Paavo Järvi qui place son frère, qui vit aux USA et s'est fait un peu le spécialiste de ce répertoire (parce que chacun se vend comme il peut) ? Je me demande si on en est pas à genres de considérations.

"De même, pourquoi Sensemayá ? C'est très bien, mais est-ce vraiment l'œuvre la plus importante qu'on puisse trouver ?"

Ca dure 8 minutes, c'est montable en une répétition, et c'est une des rares oeuvres sud-américaines à avoir une chance de dire quelque chose à la masse du public de la musique classique.

"Ok, ok, mais c'est un peu court comme argument pour un programme, non ?"

Non, l'argument pour un programme, c'est "les (grands) artistes jouent ce qu'ils veulent". Les arguments des programmes, c'est chez les communicants, pour vendre des artistes moins connus.

"Je crois que ça tient surtout à une forme de culpabilité rampante d'interpréter du Mozart face aux ensembles spécialistes (qui, souvent, il est vrai, le font mieux... mais l'enjeu serait plutôt de retravailler que d'abandonner, non ?)."

Mais ca va ensemble : d'une côté le contemporain et la création, de l'autre le baroque, sont laissés aux ensembles spécialisés, et le répertoire symphonique se réduit progressivement à ce qu'il y a entre les deux. Pas la peine de jouer Haydn et Xenakis, puisqu'il y a des ensembles qui sont experts là-dedans, tandis que l'orchestre est expert en boum-boums.

"En revanche, ce n'est pas forcément le post-romantisme qui est la norme : à Paris du moins, Messiaen, Dutilleux et Boulez sont très régulièrement servis."
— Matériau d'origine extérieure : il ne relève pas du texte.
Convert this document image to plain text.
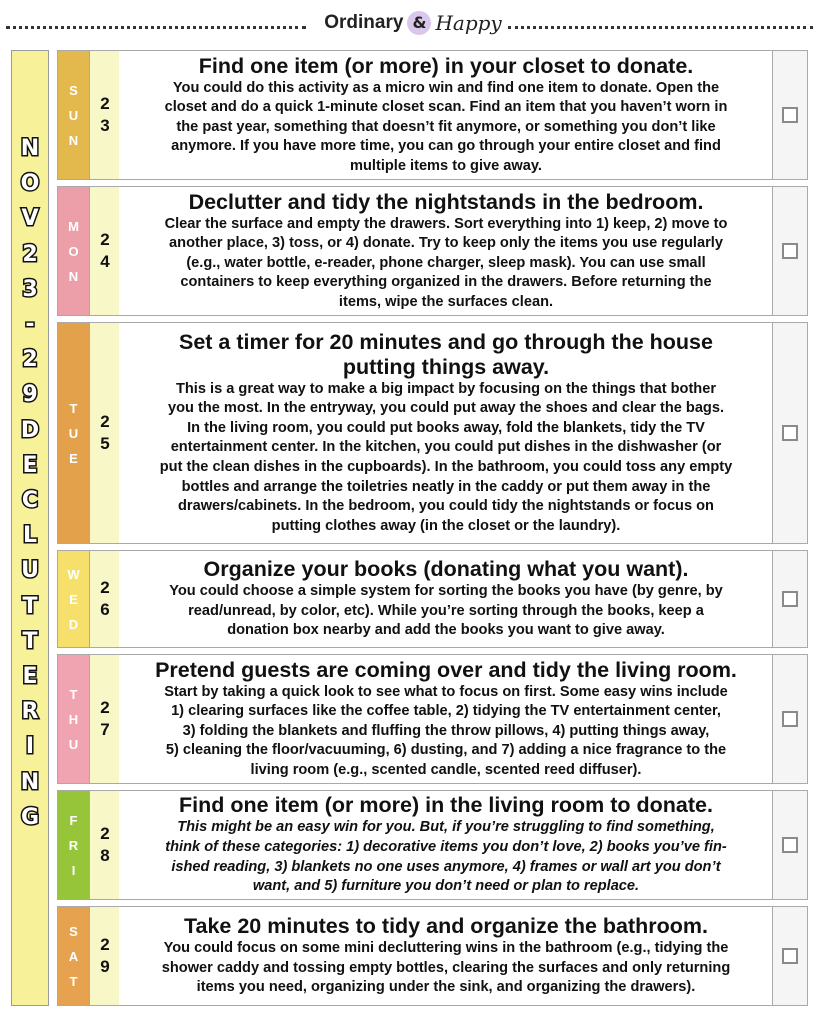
Ordinary & Happy
N
O
V
2
3
-
2
9
D
E
C
L
U
T
T
E
R
I
N
G
S
U
N
2
3
Find one item (or more) in your closet to donate.
You could do this activity as a micro win and find one item to donate. Open the
closet and do a quick 1-minute closet scan. Find an item that you haven’t worn in
the past year, something that doesn’t fit anymore, or something you don’t like
anymore. If you have more time, you can go through your entire closet and find
multiple items to give away.
M
O
N
2
4
Declutter and tidy the nightstands in the bedroom.
Clear the surface and empty the drawers. Sort everything into 1) keep, 2) move to
another place, 3) toss, or 4) donate. Try to keep only the items you use regularly
(e.g., water bottle, e-reader, phone charger, sleep mask). You can use small
containers to keep everything organized in the drawers. Before returning the
items, wipe the surfaces clean.
T
U
E
2
5
Set a timer for 20 minutes and go through the house
putting things away.
This is a great way to make a big impact by focusing on the things that bother
you the most. In the entryway, you could put away the shoes and clear the bags.
In the living room, you could put books away, fold the blankets, tidy the TV
entertainment center. In the kitchen, you could put dishes in the dishwasher (or
put the clean dishes in the cupboards). In the bathroom, you could toss any empty
bottles and arrange the toiletries neatly in the caddy or put them away in the
drawers/cabinets. In the bedroom, you could tidy the nightstands or focus on
putting clothes away (in the closet or the laundry).
W
E
D
2
6
Organize your books (donating what you want).
You could choose a simple system for sorting the books you have (by genre, by
read/unread, by color, etc). While you’re sorting through the books, keep a
donation box nearby and add the books you want to give away.
T
H
U
2
7
Pretend guests are coming over and tidy the living room.
Start by taking a quick look to see what to focus on first. Some easy wins include
1) clearing surfaces like the coffee table, 2) tidying the TV entertainment center,
3) folding the blankets and fluffing the throw pillows, 4) putting things away,
5) cleaning the floor/vacuuming, 6) dusting, and 7) adding a nice fragrance to the
living room (e.g., scented candle, scented reed diffuser).
F
R
I
2
8
Find one item (or more) in the living room to donate.
This might be an easy win for you. But, if you’re struggling to find something,
think of these categories: 1) decorative items you don’t love, 2) books you’ve fin-
ished reading, 3) blankets no one uses anymore, 4) frames or wall art you don’t
want, and 5) furniture you don’t need or plan to replace.
S
A
T
2
9
Take 20 minutes to tidy and organize the bathroom.
You could focus on some mini decluttering wins in the bathroom (e.g., tidying the
shower caddy and tossing empty bottles, clearing the surfaces and only returning
items you need, organizing under the sink, and organizing the drawers).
Messiaen, c'est un effet d'optique : on joue certes la Turangalila, mais le reste ? C'est Chung/OPRF qui s'y colle régulièrement, donnant l'impression qu'on le joue pas mal. Evidemment, la longueur des oeuvres orchestrales de Messiaen pose aussi des difficultés de programmation.
Boulez, c'est la même chose : à part Boulez et l'EIC, qui le joue ? Cette année est exceptionnelle de ce point de vue là.

"Sans parler, tout simplement, de Debussy-Ravel-Stravinski, qui ne sont pas rattachables à ce courant."

Ca rentre dans la catégorisation générale : c'est moderne mais pas au point d'être désagréable. Avec Bartok, on est déjà dans la musique de spécialistes (à part le concerto pour orchestre, peut-être).

"Scriabine, Szymanowski et Schönberg y échappent assez largement aussi."

Tu trouves que l'on joue souvent Schönberg ?

"Ou alors c'est la bonne excuse pour ne pas jouer une musique où les chefs n'ont pas grand'chose à faire."

Et pourtant, il y a un énormément à faire pour le chef !

"Oui, j'ai l'impression que c'est surtout une importation très ponctuelle. Mais si j'ai tort, tant mieux, tant mieux !"
L
e premier concerto est clairement entré dans le répertoire des solistes. Il a été joué au moins une fois par saison à Paris depuis 2010, et sera joué la saison prochaine encore. Le reste, le temps le dira, d'autant que ca peut être parfois difficile à monter et à placer dans un programme, mais ca a l'air de durer, et j'en suis le premier étonné (il y aura par exemple plusieurs fois le stabat mater à Berlin et à Londres la saison prochaine). Avant 2009, le Szymanowski orchestral était quasiment impossible à entendre chez nous, aujourd'hui on en a tous les ans.

7. Le mercredi 18 juin 2014 à , par DavidLeMarrec

C'était une blague. Enfin j'espère.

Pourtant, c'est une direction artistique comme une autre (ou presque).

Paavo Järvi qui place son frère, qui vit aux USA et s'est fait un peu le spécialiste de ce répertoire (parce que chacun se vend comme il peut) ? Je me demande si on en est pas à genres de considérations.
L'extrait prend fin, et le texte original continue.